I have prove that $\left\Vert T_{\alpha}\right\Vert \le T_{a}^{b}\left(\alpha\right)$, but I have trouble proving $\left\Vert T_{\alpha}\right\Vert \geq T_{a}^{b}\left(\alpha\right)$ and the uniqueness, could anyone give some help?

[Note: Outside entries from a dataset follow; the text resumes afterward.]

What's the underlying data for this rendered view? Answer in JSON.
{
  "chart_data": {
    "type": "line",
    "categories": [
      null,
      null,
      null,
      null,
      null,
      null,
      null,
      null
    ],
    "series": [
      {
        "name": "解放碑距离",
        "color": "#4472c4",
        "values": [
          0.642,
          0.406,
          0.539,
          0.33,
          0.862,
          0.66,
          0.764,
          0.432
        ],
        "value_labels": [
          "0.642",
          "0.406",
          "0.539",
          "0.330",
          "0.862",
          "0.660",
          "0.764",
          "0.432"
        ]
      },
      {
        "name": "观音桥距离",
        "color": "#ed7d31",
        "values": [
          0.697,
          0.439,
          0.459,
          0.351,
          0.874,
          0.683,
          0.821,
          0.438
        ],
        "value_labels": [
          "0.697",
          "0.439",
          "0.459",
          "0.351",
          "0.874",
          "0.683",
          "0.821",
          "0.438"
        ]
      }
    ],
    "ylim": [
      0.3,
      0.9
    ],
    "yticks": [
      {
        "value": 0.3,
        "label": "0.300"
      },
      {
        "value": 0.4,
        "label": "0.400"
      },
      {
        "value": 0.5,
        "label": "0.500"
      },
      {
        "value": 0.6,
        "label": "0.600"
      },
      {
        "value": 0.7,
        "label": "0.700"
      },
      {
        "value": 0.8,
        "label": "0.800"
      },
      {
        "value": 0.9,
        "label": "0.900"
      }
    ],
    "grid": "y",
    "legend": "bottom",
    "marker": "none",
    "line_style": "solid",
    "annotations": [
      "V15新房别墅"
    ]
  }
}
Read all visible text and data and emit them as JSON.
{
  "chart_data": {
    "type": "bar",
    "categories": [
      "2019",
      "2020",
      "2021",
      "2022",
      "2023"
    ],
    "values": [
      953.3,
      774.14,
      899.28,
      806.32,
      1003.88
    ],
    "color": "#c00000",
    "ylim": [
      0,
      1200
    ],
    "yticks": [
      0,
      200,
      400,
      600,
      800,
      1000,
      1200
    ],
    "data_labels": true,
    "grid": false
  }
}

If you start with $T \in C[a,b]^*$, then you can extend $T$ to $S \in L^{\infty}[a,b]* $ in such a way that $\|S\| = \|T\|$. Then $S$ is defined on step functions such as $\chi_{[a,b]}$ and $\chi_{[a,b)}$, etc.. For any positive integer $N$, let $$ x_0 = a, \; x_1 = a+\frac{b-a}{N}, x_2=a+2\frac{b-a}{N},\cdots, x_N=b. $$ For any $f\in C[a,b]$ define $f_N$ to be $$ f_N = f(x_0)\chi_{[x_0,x_1)}+f(x_1)\chi_{[x_1,x_2)}+\cdots+f(x_{N-1})\chi_{[x_{N-1},x_N]}. $$ Then $f_N\rightarrow f$ in $L^{\infty}[a,b]$ as $N\rightarrow\infty$ because $f\in C[a,b]$. Define $\alpha(t)=S(\chi_{[a,t)})$ for $a \le t < b$ and let $\alpha(b)=S(1)$. Then $\alpha$ is of bounded variation and there are unimodular constants $c_n$ such that $$ \sum_{n=1}^{N}|\alpha(t_n)-\alpha(t_{n-1})|=\sum_{n=1}^{N-1}c_nS(\chi_{[t_{n-1},t_n)})+c_NS(\chi_{[t_{N-1},t_{N}]}) \\ = S\left(\sum_{n=1}^{N-1}c_n\chi_{[t_{n-1},t_{n})}+C_N\chi_{[t_{N-1},t_N]}\right) $$ Therefore, $$ \sum_{n=1}^{N}|\alpha(t_n)-\alpha(t_{n-1})| \le \|S\|=\|T\|. $$ So $\alpha$ is of bounded variation and $V_{a}^{b}(\alpha) \le \|T\|$. Furthermore, $$ T(f)=\lim_{N} S(f_N)=\lim_N \sum_{n=1}^{N}f(x_n)\Delta\alpha_n = \int_{a}^{b}f(t)d\alpha(t) \\ |T(f)| \le \|f\|_{C[a,b]}V_{a}^{b}(\alpha) \\ \|T\| \le V_{a}^{b}(\alpha). $$ So $\|T\|=V_a^b(\alpha)$. Modiffying $\alpha$ to be left- or right-continuous will not increase its variation, or the representation of $T(f)=\int_{a}^{b}fd\alpha$. So it still follows that $\|T\|=V_a^b(\tilde{\alpha})$, where $\tilde{\alpha}$ is left- or right- continuous.